Flywheels are limited by their mechanical components. Which means they have much longer life. Maybe not important in F1 terms.
Bosch made a modular flywheel system. Add capacity - add another module. And flywheels can have energy densities approaching that of batteries.
WhiteBlue wrote:F1 does not specify the energy density or the power density or the physical principle of your ES, but they have defined the capacities and max/min weight of the ES in such a way that it tweaks the rules completely in favour of of a mixed system unless of course someone will come out with an ultracap that raises the bar in energy density to somewhere north of 60 Wh/kg.
You are still aiming for 4MJ. How quaint.
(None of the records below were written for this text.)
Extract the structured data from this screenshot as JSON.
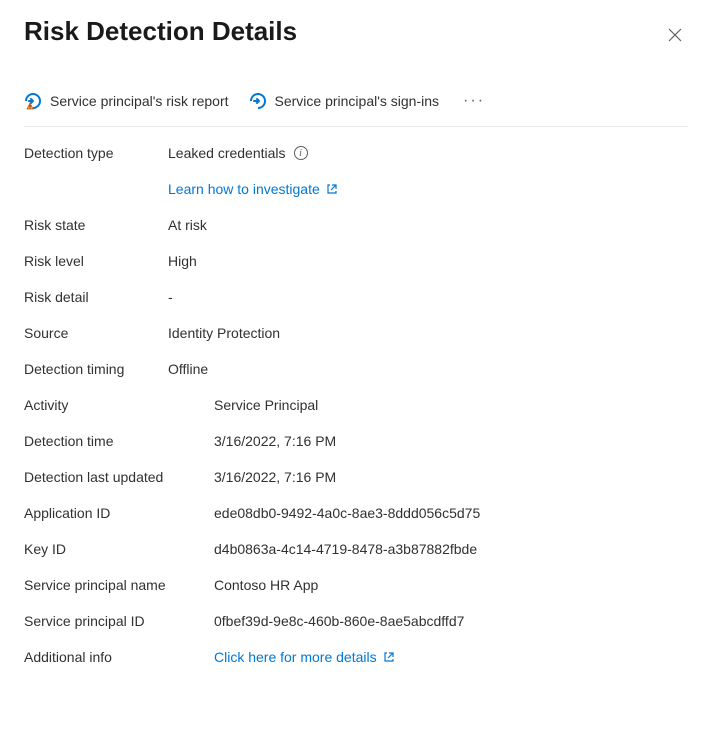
{
  "header": {
    "title": "Risk Detection Details"
  },
  "toolbar": {
    "risk_report": "Service principal's risk report",
    "sign_ins": "Service principal's sign-ins"
  },
  "details1": {
    "detection_type": {
      "label": "Detection type",
      "value": "Leaked credentials"
    },
    "investigate_link": "Learn how to investigate",
    "risk_state": {
      "label": "Risk state",
      "value": "At risk"
    },
    "risk_level": {
      "label": "Risk level",
      "value": "High"
    },
    "risk_detail": {
      "label": "Risk detail",
      "value": "-"
    },
    "source": {
      "label": "Source",
      "value": "Identity Protection"
    },
    "detection_timing": {
      "label": "Detection timing",
      "value": "Offline"
    }
  },
  "details2": {
    "activity": {
      "label": "Activity",
      "value": "Service Principal"
    },
    "detection_time": {
      "label": "Detection time",
      "value": "3/16/2022, 7:16 PM"
    },
    "detection_last_updated": {
      "label": "Detection last updated",
      "value": "3/16/2022, 7:16 PM"
    },
    "application_id": {
      "label": "Application ID",
      "value": "ede08db0-9492-4a0c-8ae3-8ddd056c5d75"
    },
    "key_id": {
      "label": "Key ID",
      "value": "d4b0863a-4c14-4719-8478-a3b87882fbde"
    },
    "sp_name": {
      "label": "Service principal name",
      "value": "Contoso HR App"
    },
    "sp_id": {
      "label": "Service principal ID",
      "value": "0fbef39d-9e8c-460b-860e-8ae5abcdffd7"
    },
    "additional_info": {
      "label": "Additional info",
      "link": "Click here for more details"
    }
  }
}
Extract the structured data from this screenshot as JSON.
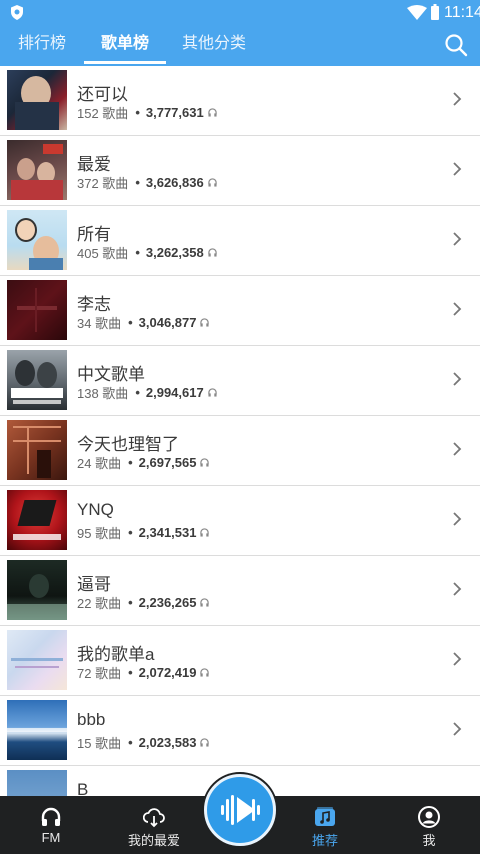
{
  "status_bar": {
    "time": "11:14"
  },
  "tabs": [
    {
      "label": "排行榜",
      "active": false
    },
    {
      "label": "歌单榜",
      "active": true
    },
    {
      "label": "其他分类",
      "active": false
    }
  ],
  "playlists": [
    {
      "title": "还可以",
      "count": "152 歌曲",
      "plays": "3,777,631"
    },
    {
      "title": "最爱",
      "count": "372 歌曲",
      "plays": "3,626,836"
    },
    {
      "title": "所有",
      "count": "405 歌曲",
      "plays": "3,262,358"
    },
    {
      "title": "李志",
      "count": "34 歌曲",
      "plays": "3,046,877"
    },
    {
      "title": "中文歌单",
      "count": "138 歌曲",
      "plays": "2,994,617"
    },
    {
      "title": "今天也理智了",
      "count": "24 歌曲",
      "plays": "2,697,565"
    },
    {
      "title": "YNQ",
      "count": "95 歌曲",
      "plays": "2,341,531"
    },
    {
      "title": "逼哥",
      "count": "22 歌曲",
      "plays": "2,236,265"
    },
    {
      "title": "我的歌单a",
      "count": "72 歌曲",
      "plays": "2,072,419"
    },
    {
      "title": "bbb",
      "count": "15 歌曲",
      "plays": "2,023,583"
    },
    {
      "title": "B",
      "count": "",
      "plays": ""
    }
  ],
  "bottom_nav": {
    "fm": "FM",
    "favorites": "我的最爱",
    "recommend": "推荐",
    "me": "我"
  },
  "colors": {
    "accent": "#4aa6ee",
    "nav_bg": "#1f2122"
  }
}
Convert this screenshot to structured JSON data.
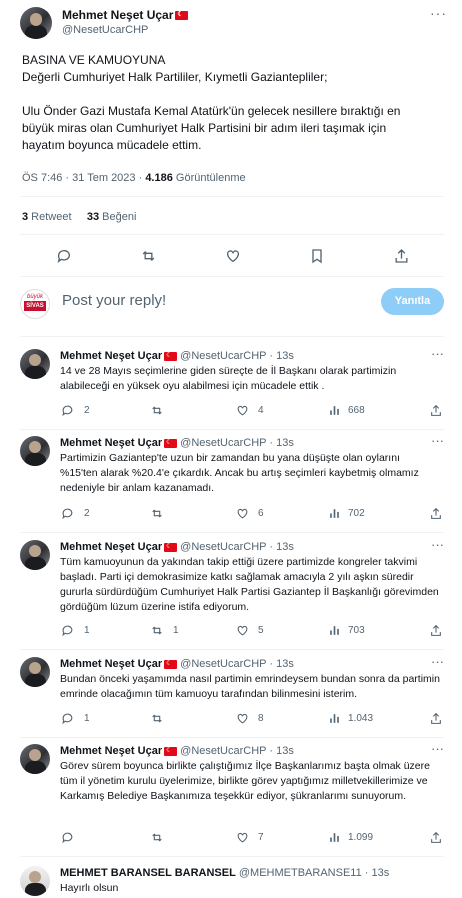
{
  "main": {
    "name": "Mehmet Neşet Uçar",
    "handle": "@NesetUcarCHP",
    "text_lines": [
      "BASINA VE KAMUOYUNA",
      "Değerli Cumhuriyet Halk Partililer, Kıymetli Gaziantepliler;",
      "",
      "Ulu Önder Gazi Mustafa Kemal Atatürk'ün gelecek nesillere bıraktığı en",
      "büyük miras olan Cumhuriyet Halk Partisini bir adım ileri taşımak için",
      "hayatım boyunca mücadele ettim."
    ],
    "time": "ÖS 7:46 · 31 Tem 2023 · ",
    "views_count": "4.186",
    "views_label": " Görüntülenme",
    "retweets_count": "3",
    "retweets_label": " Retweet",
    "likes_count": "33",
    "likes_label": " Beğeni"
  },
  "reply_box": {
    "placeholder": "Post your reply!",
    "button": "Yanıtla",
    "avatar_text_top": "büyük",
    "avatar_text_main": "SİVAS"
  },
  "replies": [
    {
      "name": "Mehmet Neşet Uçar",
      "handle": "@NesetUcarCHP · 13s",
      "text": "14 ve 28 Mayıs seçimlerine giden süreçte de İl Başkanı olarak partimizin alabileceği en yüksek oyu alabilmesi için mücadele ettik .",
      "replies": "2",
      "retweets": "",
      "likes": "4",
      "views": "668"
    },
    {
      "name": "Mehmet Neşet Uçar",
      "handle": "@NesetUcarCHP · 13s",
      "text": "Partimizin Gaziantep'te uzun bir zamandan bu yana düşüşte olan oylarını %15'ten alarak %20.4'e çıkardık. Ancak bu artış seçimleri kaybetmiş olmamız nedeniyle bir anlam kazanamadı.",
      "replies": "2",
      "retweets": "",
      "likes": "6",
      "views": "702"
    },
    {
      "name": "Mehmet Neşet Uçar",
      "handle": "@NesetUcarCHP · 13s",
      "text": "Tüm kamuoyunun da yakından takip ettiği üzere partimizde kongreler takvimi başladı. Parti içi demokrasimize katkı sağlamak amacıyla 2 yılı aşkın süredir gururla sürdürdüğüm Cumhuriyet Halk Partisi Gaziantep İl Başkanlığı görevimden gördüğüm lüzum üzerine istifa ediyorum.",
      "replies": "1",
      "retweets": "1",
      "likes": "5",
      "views": "703"
    },
    {
      "name": "Mehmet Neşet Uçar",
      "handle": "@NesetUcarCHP · 13s",
      "text": "Bundan önceki yaşamımda nasıl partimin emrindeysem bundan sonra da partimin emrinde olacağımın tüm kamuoyu tarafından bilinmesini isterim.",
      "replies": "1",
      "retweets": "",
      "likes": "8",
      "views": "1.043"
    },
    {
      "name": "Mehmet Neşet Uçar",
      "handle": "@NesetUcarCHP · 13s",
      "text": "Görev sürem boyunca birlikte çalıştığımız İlçe Başkanlarımız başta olmak üzere tüm il yönetim kurulu üyelerimize, birlikte görev yaptığımız milletvekillerimize ve Karkamış Belediye Başkanımıza teşekkür ediyor, şükranlarımı sunuyorum.",
      "replies": "",
      "retweets": "",
      "likes": "7",
      "views": "1.099"
    },
    {
      "name": "MEHMET BARANSEL BARANSEL",
      "handle": "@MEHMETBARANSE11 · 13s",
      "text": "Hayırlı olsun"
    }
  ]
}
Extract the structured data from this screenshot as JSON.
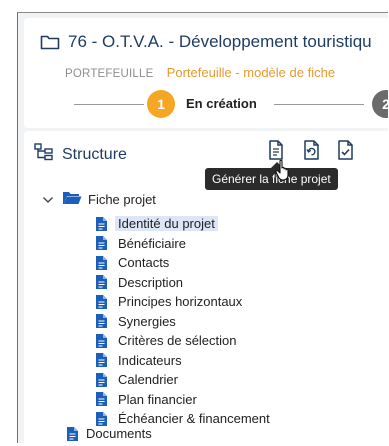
{
  "header": {
    "title": "76 - O.T.V.A. - Développement touristiqu",
    "breadcrumb_root": "PORTEFEUILLE",
    "breadcrumb_current": "Portefeuille - modèle de fiche",
    "step_number": "1",
    "step_label": "En création",
    "next_step_number": "2"
  },
  "structure": {
    "title": "Structure",
    "tooltip": "Générer la fiche projet",
    "root_label": "Fiche projet",
    "items": [
      {
        "label": "Identité du projet"
      },
      {
        "label": "Bénéficiaire"
      },
      {
        "label": "Contacts"
      },
      {
        "label": "Description"
      },
      {
        "label": "Principes horizontaux"
      },
      {
        "label": "Synergies"
      },
      {
        "label": "Critères de sélection"
      },
      {
        "label": "Indicateurs"
      },
      {
        "label": "Calendrier"
      },
      {
        "label": "Plan financier"
      },
      {
        "label": "Échéancier & financement"
      }
    ],
    "documents_label": "Documents"
  },
  "colors": {
    "accent_orange": "#f5a623",
    "title_blue": "#1f3d63",
    "icon_blue": "#1c5fb8",
    "selected_bg": "#dce6f5"
  }
}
WhiteBlue wrote:I have not been saying that Red Bull is only using 20 kW. The thermal load is calculated by using the time factor build by comparing the use time of all operation with 60 kW with the average lap time. You have roughly 12 s of braking at full power and 8 seconds of KERS push button time. That 20 s is compared to the 95 s of the total average lap time. It gives you the load factor for all KERS machines not only for Red Bull because braking and KERS time is the same for all. The difference is in the over load factor that you decide to use based on that thermal load. My point was that Newey typically cuts it to the bone in cooling capacities and I expect him to be no different in this case. He will rather try to save a few kg of weight and gain performance than allowing a bigger safety margin in thermal layout.
Seriously, what?
Newey would compromise a system so that more often than not it is dead weight?
If it is the same for all KERS equiped cars, then why did you mention the 20s time and 21% "utilisation" factor?
Maybe Newey skimps on cooling a bit, but I doubt very much it is by a factor of 5, as you claim.